"But have you thought," Drummond pointed out, "that perhaps Filer has committed the instructions to memory?"

Lucy scoffed at this and dismissed it with: "That old lunatic? Never! He can hardly remember the story, and now and then forgets that he's hunting for Baby Jean and hikes back for the desert. Don't worry about his having committed anything to memory. He has no memory to commit it to!"

At about the time the foregoing dialogue was being spoken in Ragtown, Jerkline Jo, in her tent at Julia, was making strange remarks to Hiram Hooker, to wit, as follows:

"Hi-ram! It ti-i-i-ickles! Sto-op-op! Wait a minute, Hiram!"

"Huh!" snorted the unfeeling man. "Whoever heard of anybody being ticklish on the head!"

"But I am, Hiram! I just know I am! And isn't that razor far too sharp?"

"'There ain't no such thing,'" quoted the man out of the store of his masculine experience. "Now quit wiggling, Jo, or I'm liable to cut you."

"Now go slow, Hiram. And if I say it feels funny, you stop. Now easy at first! Horrors! I wouldn't be a man for anything!"

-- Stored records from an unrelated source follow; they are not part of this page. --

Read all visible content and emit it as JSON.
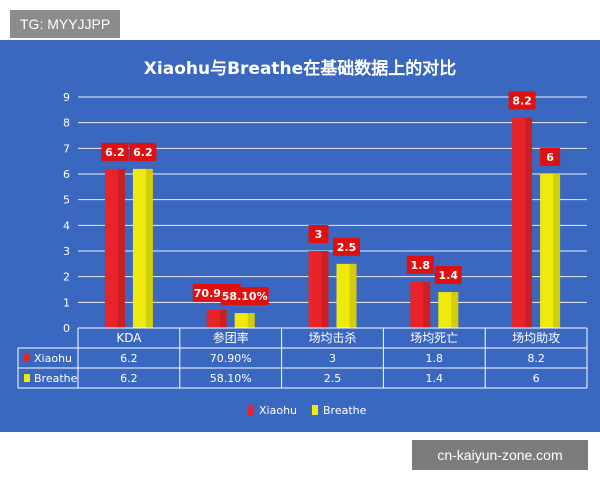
{
  "watermarks": {
    "top": "TG: MYYJJPP",
    "bottom": "cn-kaiyun-zone.com"
  },
  "colors": {
    "background": "#3a67c0",
    "xiaohu": "#e8242a",
    "breathe": "#f0ea0c",
    "label_bg": "#e01010"
  },
  "chart_data": {
    "type": "bar",
    "title": "Xiaohu与Breathe在基础数据上的对比",
    "categories": [
      "KDA",
      "参团率",
      "场均击杀",
      "场均死亡",
      "场均助攻"
    ],
    "ylim": [
      0,
      9
    ],
    "yticks": [
      "0",
      "1",
      "2",
      "3",
      "4",
      "5",
      "6",
      "7",
      "8",
      "9"
    ],
    "grid": true,
    "legend": "bottom",
    "series": [
      {
        "name": "Xiaohu",
        "values": [
          6.2,
          0.709,
          3,
          1.8,
          8.2
        ],
        "labels": [
          "6.2",
          "70.90%",
          "3",
          "1.8",
          "8.2"
        ]
      },
      {
        "name": "Breathe",
        "values": [
          6.2,
          0.581,
          2.5,
          1.4,
          6
        ],
        "labels": [
          "6.2",
          "58.10%",
          "2.5",
          "1.4",
          "6"
        ]
      }
    ]
  }
}
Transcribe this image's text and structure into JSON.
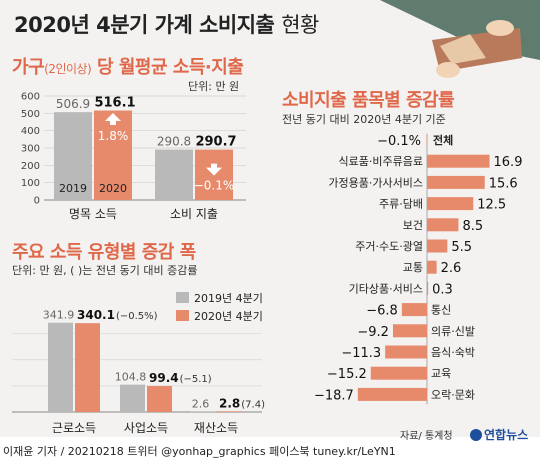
{
  "title": "2020년 4분기 가계 소비지출",
  "title_suffix": "현황",
  "section1": {
    "title_a": "가구",
    "title_small": "(2인이상)",
    "title_b": " 당 월평균 소득·지출",
    "unit": "단위: 만 원"
  },
  "section2": {
    "title": "주요 소득 유형별 증감 폭",
    "unit": "단위: 만 원, ( )는 전년 동기 대비 증감률",
    "legend_2019": "2019년 4분기",
    "legend_2020": "2020년 4분기"
  },
  "section3": {
    "title": "소비지출 품목별 증감률",
    "subtitle": "전년 동기 대비 2020년 4분기 기준",
    "source": "자료/ 통계청"
  },
  "logo_text": "연합뉴스",
  "footer": "이재윤 기자 / 20210218   트위터 @yonhap_graphics  페이스북 tuney.kr/LeYN1",
  "colors": {
    "accent": "#e0684a",
    "bar_2020": "#e68a6b",
    "bar_2019": "#b9b9b9",
    "panel": "#f4f2f0"
  },
  "chart_data": [
    {
      "type": "bar",
      "title": "가구(2인이상) 당 월평균 소득·지출",
      "unit": "단위: 만 원",
      "categories": [
        "명목 소득",
        "소비 지출"
      ],
      "series": [
        {
          "name": "2019",
          "values": [
            506.9,
            290.8
          ]
        },
        {
          "name": "2020",
          "values": [
            516.1,
            290.7
          ]
        }
      ],
      "changes": [
        "1.8%",
        "−0.1%"
      ],
      "yticks": [
        0,
        100,
        200,
        300,
        400,
        500,
        600
      ],
      "ylim": [
        0,
        600
      ],
      "grid": true
    },
    {
      "type": "bar",
      "title": "주요 소득 유형별 증감 폭",
      "unit": "단위: 만 원, ( )는 전년 동기 대비 증감률",
      "categories": [
        "근로소득",
        "사업소득",
        "재산소득"
      ],
      "series": [
        {
          "name": "2019년 4분기",
          "values": [
            341.9,
            104.8,
            2.6
          ]
        },
        {
          "name": "2020년 4분기",
          "values": [
            340.1,
            99.4,
            2.8
          ]
        }
      ],
      "changes": [
        "(−0.5%)",
        "(−5.1)",
        "(7.4)"
      ],
      "ylim": [
        0,
        360
      ],
      "grid": true
    },
    {
      "type": "bar",
      "orientation": "horizontal",
      "title": "소비지출 품목별 증감률",
      "subtitle": "전년 동기 대비 2020년 4분기 기준",
      "categories": [
        "전체",
        "식료품·비주류음료",
        "가정용품·가사서비스",
        "주류·담배",
        "보건",
        "주거·수도·광열",
        "교통",
        "기타상품·서비스",
        "통신",
        "의류·신발",
        "음식·숙박",
        "교육",
        "오락·문화"
      ],
      "values": [
        -0.1,
        16.9,
        15.6,
        12.5,
        8.5,
        5.5,
        2.6,
        0.3,
        -6.8,
        -9.2,
        -11.3,
        -15.2,
        -18.7
      ],
      "value_labels": [
        "−0.1%",
        "16.9",
        "15.6",
        "12.5",
        "8.5",
        "5.5",
        "2.6",
        "0.3",
        "−6.8",
        "−9.2",
        "−11.3",
        "−15.2",
        "−18.7"
      ],
      "source": "자료/ 통계청"
    }
  ]
}
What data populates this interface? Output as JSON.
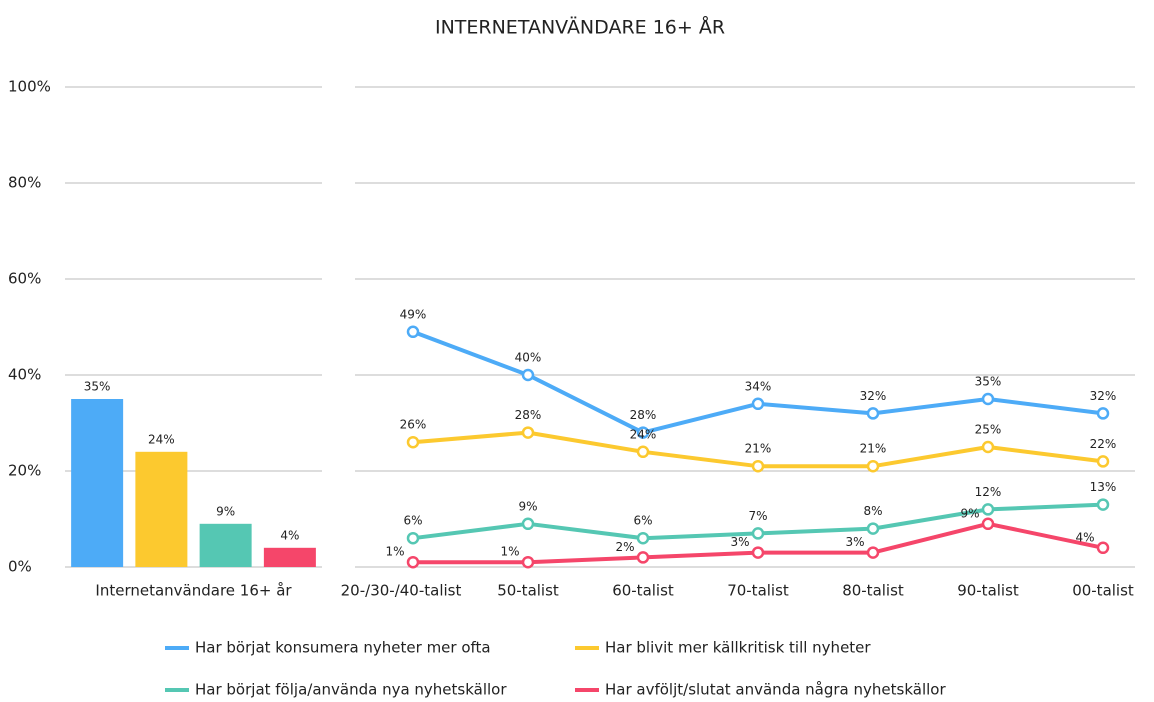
{
  "chart_data": [
    {
      "type": "bar",
      "title": "INTERNETANVÄNDARE 16+ ÅR",
      "categories": [
        "Internetanvändare 16+ år"
      ],
      "series": [
        {
          "color": "#4dabf7",
          "values": [
            35
          ],
          "value_labels": [
            "35%"
          ]
        },
        {
          "color": "#fcc92f",
          "values": [
            24
          ],
          "value_labels": [
            "24%"
          ]
        },
        {
          "color": "#55c7b3",
          "values": [
            9
          ],
          "value_labels": [
            "9%"
          ]
        },
        {
          "color": "#f5466a",
          "values": [
            4
          ],
          "value_labels": [
            "4%"
          ]
        }
      ],
      "ylim": [
        0,
        100
      ],
      "yticks": [
        {
          "value": 0,
          "label": "0%"
        },
        {
          "value": 20,
          "label": "20%"
        },
        {
          "value": 40,
          "label": "40%"
        },
        {
          "value": 60,
          "label": "60%"
        },
        {
          "value": 80,
          "label": "80%"
        },
        {
          "value": 100,
          "label": "100%"
        }
      ],
      "grid": true
    },
    {
      "type": "line",
      "categories": [
        "20-/30-/40-talist",
        "50-talist",
        "60-talist",
        "70-talist",
        "80-talist",
        "90-talist",
        "00-talist"
      ],
      "series": [
        {
          "name": "Har börjat konsumera nyheter mer ofta",
          "color": "#4dabf7",
          "values": [
            49,
            40,
            28,
            34,
            32,
            35,
            32
          ],
          "value_labels": [
            "49%",
            "40%",
            "28%",
            "34%",
            "32%",
            "35%",
            "32%"
          ]
        },
        {
          "name": "Har blivit mer källkritisk till nyheter",
          "color": "#fcc92f",
          "values": [
            26,
            28,
            24,
            21,
            21,
            25,
            22
          ],
          "value_labels": [
            "26%",
            "28%",
            "24%",
            "21%",
            "21%",
            "25%",
            "22%"
          ]
        },
        {
          "name": "Har börjat följa/använda nya nyhetskällor",
          "color": "#55c7b3",
          "values": [
            6,
            9,
            6,
            7,
            8,
            12,
            13
          ],
          "value_labels": [
            "6%",
            "9%",
            "6%",
            "7%",
            "8%",
            "12%",
            "13%"
          ]
        },
        {
          "name": "Har avföljt/slutat använda några nyhetskällor",
          "color": "#f5466a",
          "values": [
            1,
            1,
            2,
            3,
            3,
            9,
            4
          ],
          "value_labels": [
            "1%",
            "1%",
            "2%",
            "3%",
            "3%",
            "9%",
            "4%"
          ]
        }
      ],
      "ylim": [
        0,
        100
      ],
      "yticks": [
        0,
        20,
        40,
        60,
        80,
        100
      ],
      "grid": true
    }
  ]
}
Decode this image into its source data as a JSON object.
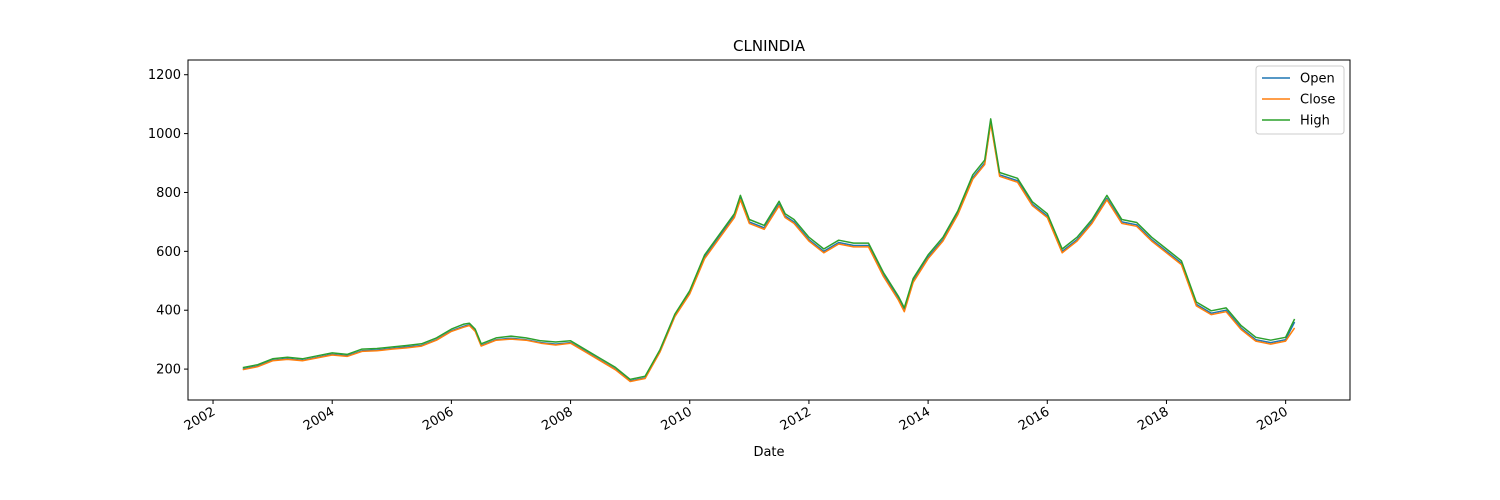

"Don't blame me," mumbled Hiram. "Now quit wrinkling your scalp, Jo. Fella'd think I was going to cut your head off, the way you dodge and shrink."

They were alone in the tent. Jo was on her knees on the ground, and behind her and over her stood Hiram with an old-fashioned razor in his hand. Beside them on a chair lay a strand of almost black hair three feet in length, which Hiram swore that he would preserve until his dying breath. On the back of Jo's head appeared a round spot, covered with hairs half an inch in length, and these the brutal man was trying to shave off with the razor. Never had barber a more provoking customer.